Juul targets teen vaping with tipped no-vape tech for schools

Juul, the most popular electronic cigarette on the market, has received increasing pressure over its popularity with teenagers. Parents and public health officials worry the devices — and others like them — are resulting in minors becoming addicted to nicotine, particularly a variety used by Juul called nicotine salts. The company is back with a solution, though, and it may involve turning schools into no-vape zones.

Unlike most electronic cigarettes, which are cylindrical and sometimes designed like cigarettes, Juul is shaped like a long, thin thumb drive with cartridges that snap on. Customers can buy cartridge "pods" loaded with nicotine salts and various flavors, the latter of which has long worried officials who fear teens are drawn to the pleasant taste.

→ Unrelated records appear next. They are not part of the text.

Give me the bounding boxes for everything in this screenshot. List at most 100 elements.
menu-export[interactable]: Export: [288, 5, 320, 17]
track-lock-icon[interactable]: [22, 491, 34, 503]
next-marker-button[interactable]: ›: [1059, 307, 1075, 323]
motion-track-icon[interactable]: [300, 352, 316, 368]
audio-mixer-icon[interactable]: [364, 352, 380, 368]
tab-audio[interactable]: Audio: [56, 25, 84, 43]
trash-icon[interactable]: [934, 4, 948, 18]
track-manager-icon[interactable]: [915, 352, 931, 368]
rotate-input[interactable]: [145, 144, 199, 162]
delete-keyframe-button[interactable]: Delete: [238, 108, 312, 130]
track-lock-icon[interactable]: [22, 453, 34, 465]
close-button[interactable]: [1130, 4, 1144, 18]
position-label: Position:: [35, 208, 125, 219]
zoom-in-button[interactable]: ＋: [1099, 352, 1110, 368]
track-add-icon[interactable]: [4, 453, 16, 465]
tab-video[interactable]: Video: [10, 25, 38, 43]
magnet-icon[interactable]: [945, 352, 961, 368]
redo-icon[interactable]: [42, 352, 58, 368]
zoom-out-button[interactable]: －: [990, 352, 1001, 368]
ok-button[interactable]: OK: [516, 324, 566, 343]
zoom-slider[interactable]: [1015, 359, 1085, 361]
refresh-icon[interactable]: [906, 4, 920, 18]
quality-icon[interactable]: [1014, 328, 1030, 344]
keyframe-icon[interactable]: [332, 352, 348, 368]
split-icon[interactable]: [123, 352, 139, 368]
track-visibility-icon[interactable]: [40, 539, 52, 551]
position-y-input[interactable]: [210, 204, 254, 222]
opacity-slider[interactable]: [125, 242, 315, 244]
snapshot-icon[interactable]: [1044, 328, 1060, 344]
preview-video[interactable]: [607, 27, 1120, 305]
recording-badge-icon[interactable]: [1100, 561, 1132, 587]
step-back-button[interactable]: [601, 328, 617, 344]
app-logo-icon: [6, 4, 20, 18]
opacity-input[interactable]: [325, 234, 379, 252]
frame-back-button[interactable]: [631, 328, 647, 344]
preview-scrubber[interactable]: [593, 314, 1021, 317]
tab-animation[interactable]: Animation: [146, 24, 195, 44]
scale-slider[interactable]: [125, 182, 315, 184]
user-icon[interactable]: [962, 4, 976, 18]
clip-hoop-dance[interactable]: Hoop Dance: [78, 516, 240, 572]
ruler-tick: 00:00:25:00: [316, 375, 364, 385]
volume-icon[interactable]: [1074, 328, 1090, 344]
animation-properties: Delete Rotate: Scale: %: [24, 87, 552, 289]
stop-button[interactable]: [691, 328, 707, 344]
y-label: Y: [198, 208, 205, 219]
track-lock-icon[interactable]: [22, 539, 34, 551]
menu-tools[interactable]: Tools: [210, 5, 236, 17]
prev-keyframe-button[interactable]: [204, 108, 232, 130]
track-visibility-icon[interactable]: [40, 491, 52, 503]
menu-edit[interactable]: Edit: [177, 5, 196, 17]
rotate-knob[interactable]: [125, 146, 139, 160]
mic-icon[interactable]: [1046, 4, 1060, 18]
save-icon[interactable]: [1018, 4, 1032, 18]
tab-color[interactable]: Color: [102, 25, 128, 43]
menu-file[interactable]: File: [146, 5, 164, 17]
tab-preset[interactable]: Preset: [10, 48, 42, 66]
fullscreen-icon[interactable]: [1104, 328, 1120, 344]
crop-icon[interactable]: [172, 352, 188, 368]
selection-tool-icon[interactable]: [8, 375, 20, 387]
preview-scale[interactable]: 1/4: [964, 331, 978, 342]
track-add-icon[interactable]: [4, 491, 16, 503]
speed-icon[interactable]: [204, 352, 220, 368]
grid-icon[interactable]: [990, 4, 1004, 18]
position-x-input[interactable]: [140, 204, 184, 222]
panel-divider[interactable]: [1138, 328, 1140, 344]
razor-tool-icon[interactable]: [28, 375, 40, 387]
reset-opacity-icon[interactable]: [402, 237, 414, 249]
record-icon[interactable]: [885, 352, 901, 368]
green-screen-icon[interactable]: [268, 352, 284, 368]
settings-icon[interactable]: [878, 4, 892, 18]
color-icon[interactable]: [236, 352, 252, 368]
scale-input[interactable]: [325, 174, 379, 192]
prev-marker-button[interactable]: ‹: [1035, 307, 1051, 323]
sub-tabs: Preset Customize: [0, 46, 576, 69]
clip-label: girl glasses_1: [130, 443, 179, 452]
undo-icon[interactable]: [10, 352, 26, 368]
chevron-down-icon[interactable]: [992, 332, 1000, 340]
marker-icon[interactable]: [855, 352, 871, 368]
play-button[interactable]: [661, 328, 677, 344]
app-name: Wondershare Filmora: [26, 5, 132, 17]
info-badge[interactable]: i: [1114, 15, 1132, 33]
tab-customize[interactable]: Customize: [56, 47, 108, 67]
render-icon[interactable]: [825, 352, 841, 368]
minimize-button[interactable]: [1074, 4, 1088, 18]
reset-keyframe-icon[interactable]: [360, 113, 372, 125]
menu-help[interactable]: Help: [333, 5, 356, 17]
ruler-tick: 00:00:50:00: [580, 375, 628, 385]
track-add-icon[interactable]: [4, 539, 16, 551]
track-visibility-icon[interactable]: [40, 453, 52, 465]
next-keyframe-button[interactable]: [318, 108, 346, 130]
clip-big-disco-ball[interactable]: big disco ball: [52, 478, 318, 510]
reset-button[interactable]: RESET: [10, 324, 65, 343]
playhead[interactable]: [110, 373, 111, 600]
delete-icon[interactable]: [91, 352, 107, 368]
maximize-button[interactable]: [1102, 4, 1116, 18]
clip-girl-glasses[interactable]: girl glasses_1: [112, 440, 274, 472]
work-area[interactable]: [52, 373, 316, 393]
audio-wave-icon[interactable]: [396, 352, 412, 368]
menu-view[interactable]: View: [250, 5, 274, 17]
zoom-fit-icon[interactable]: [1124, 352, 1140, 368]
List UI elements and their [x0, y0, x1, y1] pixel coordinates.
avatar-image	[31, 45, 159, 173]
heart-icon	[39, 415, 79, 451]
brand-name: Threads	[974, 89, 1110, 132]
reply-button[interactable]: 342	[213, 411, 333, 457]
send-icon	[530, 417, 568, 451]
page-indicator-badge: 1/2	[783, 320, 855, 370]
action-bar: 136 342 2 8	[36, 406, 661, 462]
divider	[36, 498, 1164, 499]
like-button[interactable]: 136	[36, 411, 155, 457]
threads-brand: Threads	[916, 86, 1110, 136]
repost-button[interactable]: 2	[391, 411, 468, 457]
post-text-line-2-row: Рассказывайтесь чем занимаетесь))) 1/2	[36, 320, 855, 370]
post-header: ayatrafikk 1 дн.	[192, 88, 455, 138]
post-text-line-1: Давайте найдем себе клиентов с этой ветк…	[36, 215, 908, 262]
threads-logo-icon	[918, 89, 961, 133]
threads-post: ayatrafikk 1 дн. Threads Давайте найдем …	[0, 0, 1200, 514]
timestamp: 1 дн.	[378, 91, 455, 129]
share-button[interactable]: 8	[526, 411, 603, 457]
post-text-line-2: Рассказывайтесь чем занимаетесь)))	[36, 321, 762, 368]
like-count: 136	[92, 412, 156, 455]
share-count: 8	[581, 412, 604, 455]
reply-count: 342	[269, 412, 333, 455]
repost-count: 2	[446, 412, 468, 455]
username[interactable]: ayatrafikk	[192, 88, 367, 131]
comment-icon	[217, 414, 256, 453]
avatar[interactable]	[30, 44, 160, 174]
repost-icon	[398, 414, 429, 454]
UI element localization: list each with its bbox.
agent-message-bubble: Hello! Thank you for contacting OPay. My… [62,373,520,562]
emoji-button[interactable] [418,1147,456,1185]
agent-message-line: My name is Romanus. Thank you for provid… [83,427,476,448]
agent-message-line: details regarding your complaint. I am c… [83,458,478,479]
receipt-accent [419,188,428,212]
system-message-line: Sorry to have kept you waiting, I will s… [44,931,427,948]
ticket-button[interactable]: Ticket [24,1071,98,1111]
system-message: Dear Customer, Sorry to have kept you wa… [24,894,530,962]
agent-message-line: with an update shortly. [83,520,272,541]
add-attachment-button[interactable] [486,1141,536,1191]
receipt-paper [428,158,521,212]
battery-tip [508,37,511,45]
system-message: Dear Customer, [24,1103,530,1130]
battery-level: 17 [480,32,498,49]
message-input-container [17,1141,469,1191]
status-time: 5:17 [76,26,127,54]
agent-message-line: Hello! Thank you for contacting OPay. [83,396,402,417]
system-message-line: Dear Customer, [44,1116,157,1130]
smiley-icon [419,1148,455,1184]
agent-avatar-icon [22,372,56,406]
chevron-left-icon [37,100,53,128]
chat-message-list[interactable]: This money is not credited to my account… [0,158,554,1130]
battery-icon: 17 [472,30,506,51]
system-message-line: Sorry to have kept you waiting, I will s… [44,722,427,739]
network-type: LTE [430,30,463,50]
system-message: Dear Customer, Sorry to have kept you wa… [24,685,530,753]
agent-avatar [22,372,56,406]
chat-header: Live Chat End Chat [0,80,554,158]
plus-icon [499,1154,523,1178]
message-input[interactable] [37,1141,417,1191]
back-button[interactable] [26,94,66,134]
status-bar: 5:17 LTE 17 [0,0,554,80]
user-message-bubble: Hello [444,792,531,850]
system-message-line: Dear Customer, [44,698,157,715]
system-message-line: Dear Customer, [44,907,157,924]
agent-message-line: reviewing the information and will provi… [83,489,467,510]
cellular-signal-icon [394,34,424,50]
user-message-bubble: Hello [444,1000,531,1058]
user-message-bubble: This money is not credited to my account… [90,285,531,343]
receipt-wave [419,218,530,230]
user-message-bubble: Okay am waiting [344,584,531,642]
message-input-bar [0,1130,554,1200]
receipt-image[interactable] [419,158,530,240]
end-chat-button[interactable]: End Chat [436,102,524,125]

According to Bloomberg, Juul has revealed a plan to spend $30 million on stopping teens from using its products. The report claims on behalf of unnamed sources that Juul is considering using Bluetooth technology and a software update to turn schools into no-vape zones; when someone enters school grounds, the device will automatically be disabled.

Starting in October, Juul will start introducing vaping devices with Bluetooth connectivity, enabling them to work with software that'll track nicotine intake. The report points toward a patent application from Juul that may hint at the future ability to offer personalized recommendations to users, as well.

The Bluetooth-enabled devices won't be arriving in the US first, but may one day be used as part of a system to regularly verify each user's age. How the company plans to perform this age verification isn't clear at this time, however.